Charlie Brandon

Profile
- Positions: Defensive end, Guard

Personal information
- Born: September 13, 1943 Wake County, North Carolina, U.S.
- Died: August 9, 2022 (aged 78) Virginia Beach, Virginia, U.S.

Career information
- College: Shaw University

Career history
- 1967: Winnipeg Blue Bombers
- 1967–69: Norfolk Neptunes
- 1972–78: Ottawa Rough Riders

Awards and highlights
- 2× Grey Cup champion (1973, 1976); Grey Cup MVP (1973); CFL East All-Star (1978);

= Charlie Brandon =

American football player (1943–2022)

Charles Edward Brandon (September 13, 1943 – August 9, 2022) was an American football player, all-star, and Grey Cup champion lineman in the Canadian Football League (CFL), playing seven seasons with the Ottawa Rough Riders.

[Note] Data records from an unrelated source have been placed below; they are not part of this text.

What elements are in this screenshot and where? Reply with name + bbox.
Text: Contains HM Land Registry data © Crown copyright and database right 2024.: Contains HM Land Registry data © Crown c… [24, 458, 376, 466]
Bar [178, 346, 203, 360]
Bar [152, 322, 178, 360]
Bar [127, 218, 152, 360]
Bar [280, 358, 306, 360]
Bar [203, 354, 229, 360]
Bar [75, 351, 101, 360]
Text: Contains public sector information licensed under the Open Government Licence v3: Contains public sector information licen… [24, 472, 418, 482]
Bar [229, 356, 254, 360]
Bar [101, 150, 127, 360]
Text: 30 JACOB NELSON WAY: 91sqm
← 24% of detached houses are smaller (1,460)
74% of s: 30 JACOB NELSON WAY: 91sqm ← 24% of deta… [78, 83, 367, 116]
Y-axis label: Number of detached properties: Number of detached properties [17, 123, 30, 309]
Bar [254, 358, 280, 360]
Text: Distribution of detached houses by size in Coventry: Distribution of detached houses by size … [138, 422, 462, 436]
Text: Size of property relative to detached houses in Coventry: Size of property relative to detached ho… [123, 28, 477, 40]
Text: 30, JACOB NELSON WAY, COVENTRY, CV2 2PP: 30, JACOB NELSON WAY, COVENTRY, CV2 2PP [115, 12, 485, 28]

A graduate of Shaw University, Brandon started his career playing one game for the Winnipeg Blue Bombers in 1967. He then spent three seasons in the Continental Football League playing for the semi-pro Norfolk Neptunes. He returned to Canada and began a seven-year stay in Ottawa, where he was a part of the feared "Capital Punishment" defensive unit. He won two Grey Cups and in his final season switched to offensive guard, and was an all-star. He was the Grey Cup Most Valuable Player in 1973.

Brandon died on August 9, 2022, at the age of 78, in Virginia Beach, Virginia.